Нагой спокойно волокитил дело «о шатости детей боярских, бегавших ко двору Никиты Романовича». Надеялся, что мартовские иды зальют память государя синим сумраком и капелью. Она стучала за оттаявшим окном, словно неумолимая клепсидра[43] отмеряла последние недели тишины. Вместо дурацкого расследования Афанасий Фёдорович подолгу беседовал с Нащокиным, назначенным посланником в Литву. Григорий Афанасьевич Нащокин тянулся к западным наукам и обычаям, в чём подражал Борису Годунову. Учил латынь, готовясь к доверительным беседам с королём. Одолевая Светония и Цезаря, свободно рассуждал о русских и римских нравах, с простодушной наглостью неофита обнаруживал аналогии и делал предсказания о грядущих бедствиях излишне разросшейся страны.
Наказ ему давался заведомо неисполнимый: склонить короля к переговорам с поверженным противником, не выступая в новый поход, а дожидаясь большого посольства в Вильно. И о самом посольстве велено говорить лишь в безнадёжном случае. Прямые слова царя: как-де увидишь, что Обатуру не унять, останься с ним с очи на очи и проси — пусть окажет ту же честь царю, что прежние короли оказывали. А коли король не пожелает ждать посольства? «Старайся не выше головы», — советовал Нагой. Он опасался как раз того, на что рассчитывал Иван Васильевич, выбирая Григория: прыткого стремления выслужиться, свершить невозможное. Такие, выгребая против течения, нахлебаются горького — у всех изжога.

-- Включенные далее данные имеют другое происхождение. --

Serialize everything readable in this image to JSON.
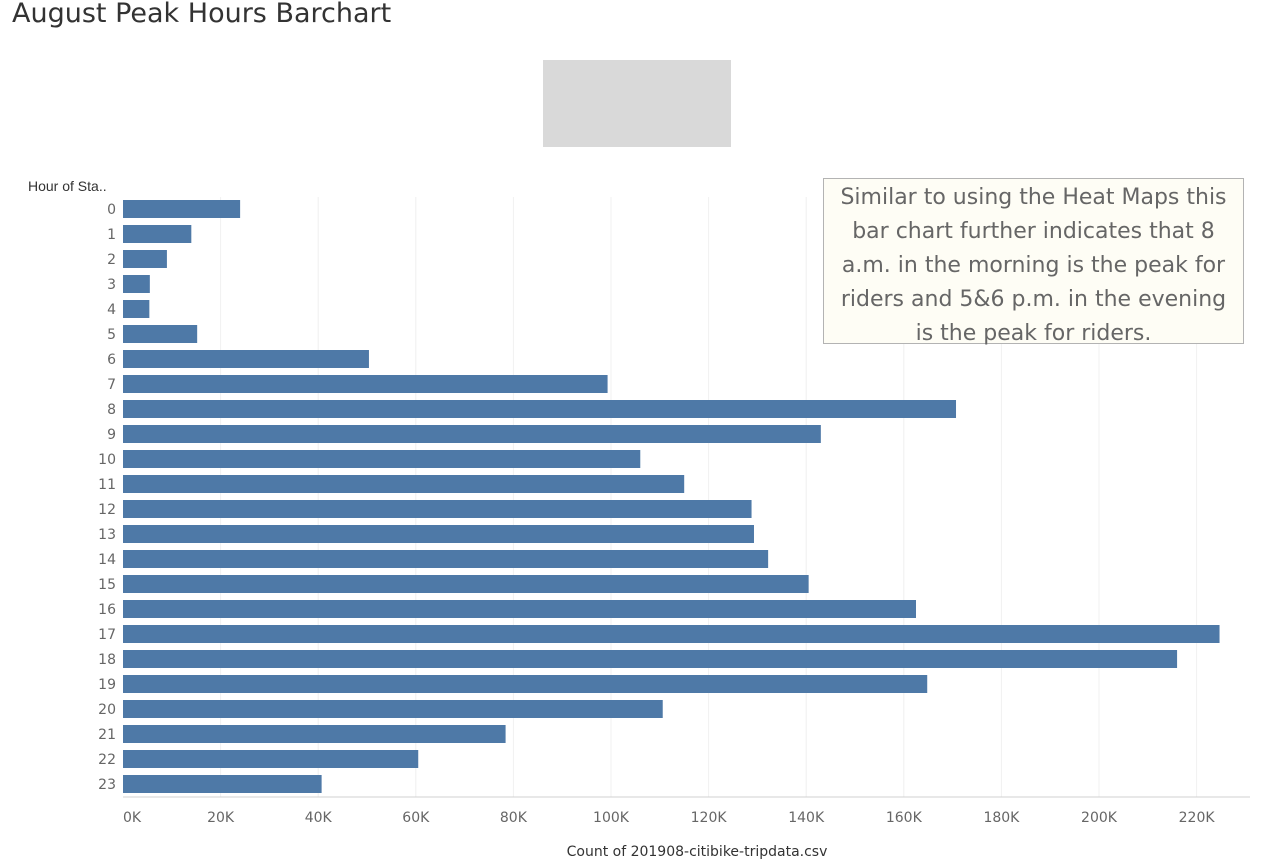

На короля сильнее уговоров давит настроение шляхты. Тут намечалась одна сомнительная зацепка, о коей Нащокин пока не знал. Будто бы некий Гришка Осцик, известный московской тайной службе со времени бескоролевья, готов возглавить заговор против Батория, вплоть до его убийства. Сведения шли из Трок, что настораживало Нагого.
Гибель монарха не приведёт к изменению налаженной политики, не остановит разогнавшуюся с горы телегу. Люди, направившие её, найдут, кого посадить на передок. Войско может возглавить Ян Замойский. Речь Посполитая собралась с силами и деньгами, паны почувствовали мстительный вкус удачи и не отступятся, покуда не отодвинут границы восточнее Великих Лук. И шведы не скоро угомонятся под Нарвой и Капорьем, господствуя на море.
Можно подкинуть сведения об Осцике на литовское подворье, выдав его, как сделал Колычев с Крыштофом Граевским. Приказ Нагого извлечёт малую пользу. Докажет королю чистоту помыслов. Но Осцик явно не одинок. Пусть не удастся заговор; чем больше он запутает людей, тем уступчивей будет король, опасаясь за тылы.
Нельзя ставить под угрозу мирную миссию Нащокина. Боже оборони впутывать в заговор посольских. На связь с Михайлой Монастырёвым, Смитом, Осциком надо послать человека стороннего, отпетого, чтобы легко отречься от него. Сколь ни перебирал Нагой своих служебников, никто не подходил больше Неупокоя, сдуру ввязавшегося в шествие и, что ещё дурее, попавшего в тюрьму.
Как назло, государь не забывал об иноке, по слухам бежавшем впереди детей боярских. Афанасий Фёдорович сам взялся за сыск, грубо нарушая порядок допросов. Каждому из детей боярских давал понять, что хочет от него услышать. Допросные списки испестрили выражения: куды приятели, туды и я; в хмельном помрачении; не ведали, куды бежали, а думали — в Ряды... «В рожей» Неупокоя не признал никто. Тот повёл себя в пыточном подвале догадливо, не порывался к Афанасию Фёдоровичу, школа есть школа. Любуясь, как равнодушно скользят его глаза в засцанный угол под дыбой, а при вопросе о монастыре пришибленно даёт тенорок (не ведаю-де, жива ли ещё малая обитель наша), Нагой похваливал себя за удачный выбор. Услав писца за квасом, пообещал:
— Вызволю, коли готов служить, бунташная душа.
Полтора месяца тюремной жизни наново вывернули перед Неупокоем грязнейшую изнанку жизни, забытую в келейной тишине. Людей гноили годами без суда, а уж по подозрению в бунте...
— Только к злодейству не принуждай.
— То ты не знаешь, что за служба. Поедешь с посланником в Литву, дело тебе знакомое.